The study has several important limitations. First, the researchers didn’t clearly report the total number of people included, making it hard to assess how large the study truly was. Second, the data came from American health surveys, so the results may not apply equally to people in other countries with different genetics or healthcare systems. Third, the study only looked at people’s health information at one point in time, rather than following them over years to see who actually developed heart disease. Finally, the program’s accuracy might be different for certain ethnic groups or age ranges, but this wasn’t thoroughly examined.
The Bottom Line
If you have risk factors for heart disease (high blood pressure, high cholesterol, family history, or are over 40), consider using this tool with your doctor to assess your risk level. The tool appears to be reliable for identifying who needs closer monitoring or preventive treatment. However, this should be one part of a complete heart health evaluation, not a replacement for medical advice. Confidence level: Moderate to High for general risk assessment.
This tool is most useful for adults concerned about heart disease risk, people with family histories of heart disease, and healthcare providers looking for better screening methods. It may be less useful for very young people or those already diagnosed with heart disease who need different management strategies. People should not use this tool to diagnose themselves or avoid seeing a doctor.
If you make lifestyle changes based on this tool’s recommendations (like exercising more, eating healthier, or taking medications), you might see improvements in blood pressure and cholesterol within 3-6 months. However, actual prevention of heart disease takes years of consistent healthy habits. This tool is meant for early identification, not immediate results.
Want to Apply This Research?
- Track your blood pressure, cholesterol levels, and weight monthly. Input these measurements into the app alongside your age and sex to get updated risk assessments every 3 months. This shows whether your risk is improving with lifestyle changes.
- Use the app’s risk score as motivation to set specific goals: if the tool shows you’re at moderate-to-high risk, commit to 150 minutes of exercise weekly, reduce salt intake, and schedule a doctor’s visit to discuss your results and medication options if needed.
- Set quarterly reminders to re-enter your health measurements and check your updated risk score. Share results with your doctor to track progress over time. If your score improves, it reinforces that your lifestyle changes are working. If it worsens, it’s a signal to intensify efforts or adjust medications.

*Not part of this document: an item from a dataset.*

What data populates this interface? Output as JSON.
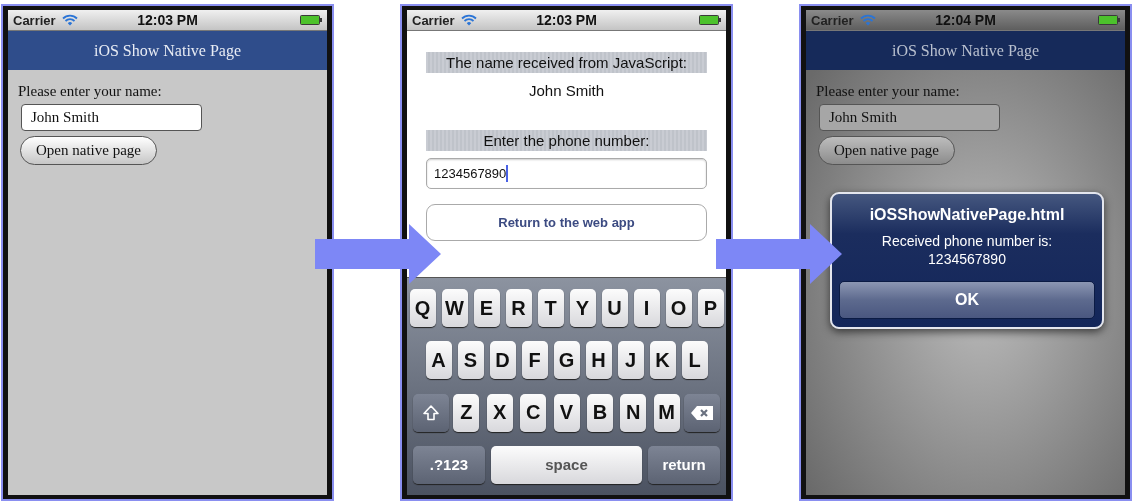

This research describes a computer tool for assessing heart disease risk based on health data. This tool is not a substitute for professional medical diagnosis or treatment. Always consult with a qualified healthcare provider before making decisions about your health, medications, or lifestyle changes. The tool’s predictions are estimates based on population data and may not apply equally to all individuals. If you experience chest pain, shortness of breath, or other heart attack symptoms, seek emergency medical care immediately rather than relying on this tool.